Mit letzterem stünde ein neues Berufsbild zur Verfügung, das in der praktischen Versorgung zum Tragen kommen könne und die Prävention und Gesundheitsförderung in den Blick nehme. „Aber diese gesetzgeberischen Maßnahmen werden nicht ausreichen“, betonte Becker.
Es müsse darum gehen, Pflegebedürftigkeit möglichst frühzeitig zu vermeiden beziehungsweise zeitlich hinauszuschieben und zu verringern. „Das gelingt nur mit einem gesundheitsfördernden Lebensstil und Prävention“, sagte sie. Diese sollten sowohl im ambulanten Bereich als auch in stationären Einrichtungen gefördert werden.

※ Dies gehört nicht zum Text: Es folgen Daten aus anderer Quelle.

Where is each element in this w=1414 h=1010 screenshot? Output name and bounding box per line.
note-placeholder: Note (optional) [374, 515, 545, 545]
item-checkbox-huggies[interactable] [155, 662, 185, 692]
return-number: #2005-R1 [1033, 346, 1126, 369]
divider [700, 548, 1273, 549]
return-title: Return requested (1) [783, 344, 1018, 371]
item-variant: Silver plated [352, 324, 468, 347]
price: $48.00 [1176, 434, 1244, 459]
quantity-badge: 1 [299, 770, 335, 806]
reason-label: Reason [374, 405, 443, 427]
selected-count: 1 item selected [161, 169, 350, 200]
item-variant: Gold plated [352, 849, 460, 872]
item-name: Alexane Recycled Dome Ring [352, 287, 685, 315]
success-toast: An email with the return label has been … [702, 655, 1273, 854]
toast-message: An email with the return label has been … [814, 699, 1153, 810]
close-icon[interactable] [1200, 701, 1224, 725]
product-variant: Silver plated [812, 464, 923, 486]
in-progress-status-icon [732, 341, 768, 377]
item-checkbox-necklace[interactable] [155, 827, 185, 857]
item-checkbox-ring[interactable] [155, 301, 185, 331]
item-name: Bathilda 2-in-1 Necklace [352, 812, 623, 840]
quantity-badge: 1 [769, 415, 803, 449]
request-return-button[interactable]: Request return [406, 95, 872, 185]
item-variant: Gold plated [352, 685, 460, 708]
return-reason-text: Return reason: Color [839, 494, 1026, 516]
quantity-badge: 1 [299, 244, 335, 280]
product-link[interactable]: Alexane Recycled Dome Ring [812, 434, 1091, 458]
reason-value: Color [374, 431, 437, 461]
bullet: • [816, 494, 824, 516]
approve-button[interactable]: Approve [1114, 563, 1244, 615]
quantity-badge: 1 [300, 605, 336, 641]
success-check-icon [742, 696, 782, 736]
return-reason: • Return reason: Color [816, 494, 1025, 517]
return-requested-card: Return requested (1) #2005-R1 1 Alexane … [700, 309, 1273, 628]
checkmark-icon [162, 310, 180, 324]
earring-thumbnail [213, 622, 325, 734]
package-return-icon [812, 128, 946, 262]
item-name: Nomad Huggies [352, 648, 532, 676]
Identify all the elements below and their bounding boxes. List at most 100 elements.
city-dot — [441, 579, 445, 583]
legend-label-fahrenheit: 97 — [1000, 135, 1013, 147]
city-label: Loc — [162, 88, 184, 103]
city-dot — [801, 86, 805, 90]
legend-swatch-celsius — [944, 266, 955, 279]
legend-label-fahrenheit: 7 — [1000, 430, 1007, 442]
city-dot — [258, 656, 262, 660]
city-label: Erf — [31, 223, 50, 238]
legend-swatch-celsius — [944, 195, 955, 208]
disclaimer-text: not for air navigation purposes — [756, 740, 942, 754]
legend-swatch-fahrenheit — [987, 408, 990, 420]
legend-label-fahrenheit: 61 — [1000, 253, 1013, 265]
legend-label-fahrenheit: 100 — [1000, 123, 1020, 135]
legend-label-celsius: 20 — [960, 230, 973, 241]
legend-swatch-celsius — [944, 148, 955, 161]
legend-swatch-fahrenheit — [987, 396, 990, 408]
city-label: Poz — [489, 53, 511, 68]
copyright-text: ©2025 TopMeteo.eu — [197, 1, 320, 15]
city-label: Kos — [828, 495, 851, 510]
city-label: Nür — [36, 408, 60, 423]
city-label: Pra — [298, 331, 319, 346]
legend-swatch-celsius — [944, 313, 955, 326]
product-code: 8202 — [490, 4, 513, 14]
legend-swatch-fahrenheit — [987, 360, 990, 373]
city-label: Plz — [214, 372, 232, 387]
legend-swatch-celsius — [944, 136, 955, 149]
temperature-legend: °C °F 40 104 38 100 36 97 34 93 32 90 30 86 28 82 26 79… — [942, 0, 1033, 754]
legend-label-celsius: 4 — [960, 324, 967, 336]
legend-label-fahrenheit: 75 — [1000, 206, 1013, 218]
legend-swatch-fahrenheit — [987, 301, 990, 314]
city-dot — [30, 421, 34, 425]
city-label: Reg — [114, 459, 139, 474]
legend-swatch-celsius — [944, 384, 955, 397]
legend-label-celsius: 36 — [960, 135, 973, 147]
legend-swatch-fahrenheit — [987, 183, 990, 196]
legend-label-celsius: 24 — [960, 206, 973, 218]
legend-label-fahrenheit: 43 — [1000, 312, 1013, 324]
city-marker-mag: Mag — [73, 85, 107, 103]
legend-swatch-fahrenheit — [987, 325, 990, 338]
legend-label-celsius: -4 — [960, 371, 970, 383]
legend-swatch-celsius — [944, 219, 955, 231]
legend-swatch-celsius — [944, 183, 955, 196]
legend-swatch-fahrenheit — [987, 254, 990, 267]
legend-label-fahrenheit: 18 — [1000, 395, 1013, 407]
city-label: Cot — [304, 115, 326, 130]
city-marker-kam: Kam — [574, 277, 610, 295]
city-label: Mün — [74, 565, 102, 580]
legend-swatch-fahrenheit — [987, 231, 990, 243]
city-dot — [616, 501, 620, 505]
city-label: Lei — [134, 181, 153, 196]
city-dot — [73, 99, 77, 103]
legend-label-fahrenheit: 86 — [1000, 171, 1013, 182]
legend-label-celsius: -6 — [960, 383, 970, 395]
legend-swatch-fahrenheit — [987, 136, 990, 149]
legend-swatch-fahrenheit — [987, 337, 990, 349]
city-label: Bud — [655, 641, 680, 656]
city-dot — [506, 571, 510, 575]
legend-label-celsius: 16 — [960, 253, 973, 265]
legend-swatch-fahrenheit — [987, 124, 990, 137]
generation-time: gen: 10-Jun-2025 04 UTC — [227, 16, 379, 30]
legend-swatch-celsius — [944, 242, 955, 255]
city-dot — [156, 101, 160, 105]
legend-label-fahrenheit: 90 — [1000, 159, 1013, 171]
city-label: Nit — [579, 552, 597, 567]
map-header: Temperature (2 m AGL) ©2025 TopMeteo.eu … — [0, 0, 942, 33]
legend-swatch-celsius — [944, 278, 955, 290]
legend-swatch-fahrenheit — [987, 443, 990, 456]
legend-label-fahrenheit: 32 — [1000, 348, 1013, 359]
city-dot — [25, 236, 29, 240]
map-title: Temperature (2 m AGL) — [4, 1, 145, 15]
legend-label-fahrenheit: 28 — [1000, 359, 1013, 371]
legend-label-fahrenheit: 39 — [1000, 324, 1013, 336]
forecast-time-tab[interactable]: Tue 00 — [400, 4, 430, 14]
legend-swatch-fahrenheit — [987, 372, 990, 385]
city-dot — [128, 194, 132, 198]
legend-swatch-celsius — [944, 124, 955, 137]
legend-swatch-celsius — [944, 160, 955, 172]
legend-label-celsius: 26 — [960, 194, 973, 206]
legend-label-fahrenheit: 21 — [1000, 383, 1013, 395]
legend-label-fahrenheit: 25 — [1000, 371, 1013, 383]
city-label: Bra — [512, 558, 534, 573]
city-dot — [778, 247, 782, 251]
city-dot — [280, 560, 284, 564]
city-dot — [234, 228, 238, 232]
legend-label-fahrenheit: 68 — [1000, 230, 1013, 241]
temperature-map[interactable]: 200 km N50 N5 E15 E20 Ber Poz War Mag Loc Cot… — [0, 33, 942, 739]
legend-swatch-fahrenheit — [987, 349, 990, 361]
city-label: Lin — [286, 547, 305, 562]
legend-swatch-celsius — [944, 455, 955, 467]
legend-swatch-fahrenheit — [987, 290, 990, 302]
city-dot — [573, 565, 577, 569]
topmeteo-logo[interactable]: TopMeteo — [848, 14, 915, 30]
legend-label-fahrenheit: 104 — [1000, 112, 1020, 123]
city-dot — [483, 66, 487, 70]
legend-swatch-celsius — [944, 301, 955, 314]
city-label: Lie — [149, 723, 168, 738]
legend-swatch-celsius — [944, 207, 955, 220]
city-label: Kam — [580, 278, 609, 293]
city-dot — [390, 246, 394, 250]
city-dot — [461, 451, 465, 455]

Einige wenige Pflegeeinrichtungen würden es schon jetzt schaffen, dass Pflegebedürftige mithilfe von Prävention in einen niedrigeren Pflegegrad eingestuft werden könnten. Dieses Potenzial müsse noch stärker aktiviert werden. Wichtig sei es, die Selbstständigkeit von Pflegebedürftigen trotz Einschränkungen lange zu erhalten, so Becker.
Auch vulnerable Gruppen mit geringer Gesundheitskompetenz müssen der Unterabteilungsleiterin zufolge frühzeitig gezielt angesprochen und über einen gesunden Lebensstil informiert werden, um das Risiko für eine spätere Pflegebedürftigkeit zu minimieren.
Einen Fokus müsse zudem auf die Nacherwerbsphase gelegt werden. „Sie birgt im Kern das größte Risiko für Krankheitsentstehung und damit auch für Pflegebedürftigkeit“, so Becker. Betriebe könnten ältere Beschäftigte in ihrer letzten Phase der Erwerbstätigkeit unterstützen und entsprechende Präventions- und Beratungsangebote einführen.